In an analysis of the hack posted on Medium on Monday, an author known as Librehash claimed that due to the way Wintermute’s smart contracts interacted and were ultimately used, the hack is believed to have been carried out by an insider, arguing:
“The relevant transactions initiated by the EOA [external address] clearly show that the hacker was likely an internal member of the Wintermute team.”
The author of the analytical section, also known as James Edwards, is not a well-known researcher or analyst in the field of cyber security. The analysis marks its first publication on Medium, but has yet to receive a response from Wintermute or other cybersecurity analysts.
In his post, Edwards suggests that the current theory is that EOA, “which called the ‘compromised’ Wintermute smart contract, was itself compromised due to the team’s use of a faulty online vanity address generator tool.”
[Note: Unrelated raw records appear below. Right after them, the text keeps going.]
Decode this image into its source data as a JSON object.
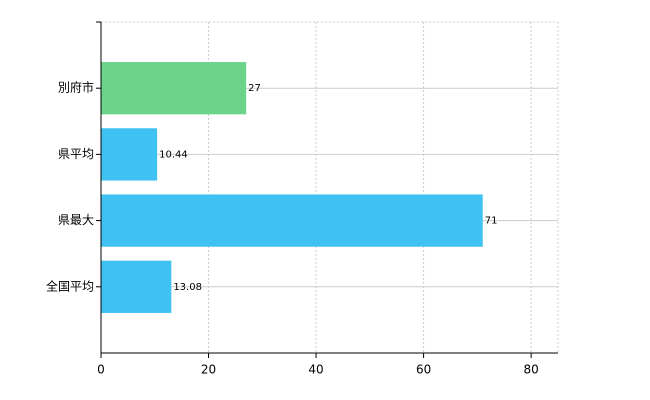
{
  "chart_data": {
    "type": "hbar",
    "categories": [
      "別府市",
      "県平均",
      "県最大",
      "全国平均"
    ],
    "values": [
      27,
      10.44,
      71,
      13.08
    ],
    "colors": [
      "#6dd38b",
      "#3fc2f2",
      "#3fc2f2",
      "#3fc2f2"
    ],
    "xlim": [
      0,
      85
    ],
    "xticks": [
      0,
      20,
      40,
      60,
      80
    ],
    "grid": true
  }
}
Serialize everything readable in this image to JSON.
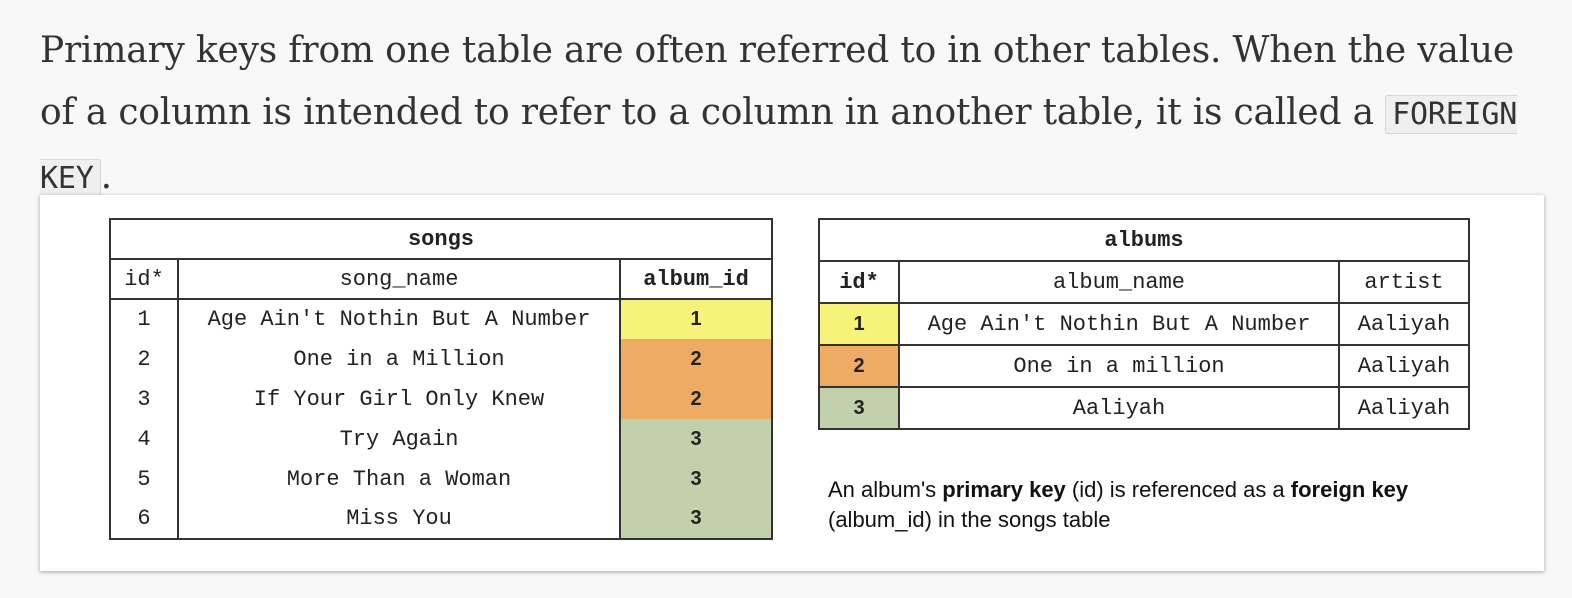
{
  "intro": {
    "part1": "Primary keys from one table are often referred to in other tables. When the value of a column is intended to refer to a column in another table, it is called a ",
    "code": "FOREIGN KEY",
    "part2": "."
  },
  "songs_table": {
    "title": "songs",
    "headers": {
      "id": "id*",
      "song_name": "song_name",
      "album_id": "album_id"
    },
    "rows": [
      {
        "id": "1",
        "song_name": "Age Ain't Nothin But A Number",
        "album_id": "1",
        "color": "#f7f37a"
      },
      {
        "id": "2",
        "song_name": "One in a Million",
        "album_id": "2",
        "color": "#edab63"
      },
      {
        "id": "3",
        "song_name": "If Your Girl Only Knew",
        "album_id": "2",
        "color": "#edab63"
      },
      {
        "id": "4",
        "song_name": "Try Again",
        "album_id": "3",
        "color": "#c2d1ab"
      },
      {
        "id": "5",
        "song_name": "More Than a Woman",
        "album_id": "3",
        "color": "#c2d1ab"
      },
      {
        "id": "6",
        "song_name": "Miss You",
        "album_id": "3",
        "color": "#c2d1ab"
      }
    ]
  },
  "albums_table": {
    "title": "albums",
    "headers": {
      "id": "id*",
      "album_name": "album_name",
      "artist": "artist"
    },
    "rows": [
      {
        "id": "1",
        "album_name": "Age Ain't Nothin But A Number",
        "artist": "Aaliyah",
        "color": "#f7f37a"
      },
      {
        "id": "2",
        "album_name": "One in a million",
        "artist": "Aaliyah",
        "color": "#edab63"
      },
      {
        "id": "3",
        "album_name": "Aaliyah",
        "artist": "Aaliyah",
        "color": "#c2d1ab"
      }
    ]
  },
  "caption": {
    "t1": "An album's ",
    "b1": "primary key",
    "t2": " (id) is referenced as a ",
    "b2": "foreign key",
    "t3": " (album_id) in the songs table"
  }
}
“The idea is that by recovering the private key for this EOA, the attacker was able to call the Wintermute smart contract, which presumably had administrator access,” he said.
Edwards went on to state that there is no “uploaded and verified code for the Wintermute smart contract in question”, making it difficult for the public to confirm the current remote hacker theory, as well as transparency concerns.
– That in itself is a challenge with regard to transparency on the part of the project. Any smart contract responsible for managing user/customer funds that have been distributed on the blockchain is expected to be publicly verified to give the general public an opportunity to examine and test the patchy Solidity code,” he wrote.
Edwards then performed a deeper analysis by manually decompiling the smart contract code and stated that the code did not match what was attributed to the hack.
Related: Nearly $1 Million in Crypto Stolen Due to Vanity
Another point that raises questions for him was a specific transfer that occurred during the hack, which “shows a transfer of $13.48 million from Wintermute’s smart contract address to smart contract 0x0248 (allegedly created and controlled by the Wintermute hacker)”.
Edwards drew attention to Etherscan’s transaction history that allegedly shows Wintermute transferring $13 million worth of USDT from two different exchanges to eliminate a compromised smart contract.
“Why would a team send $13M worth of funds to a smart contract they *knew* had been compromised? From TWO different exchanges?” he asked on Twitter.
However, his theory has yet to be confirmed by other blockchain security experts, although there have been rumors in the community since last week’s hack that an inside job is possible.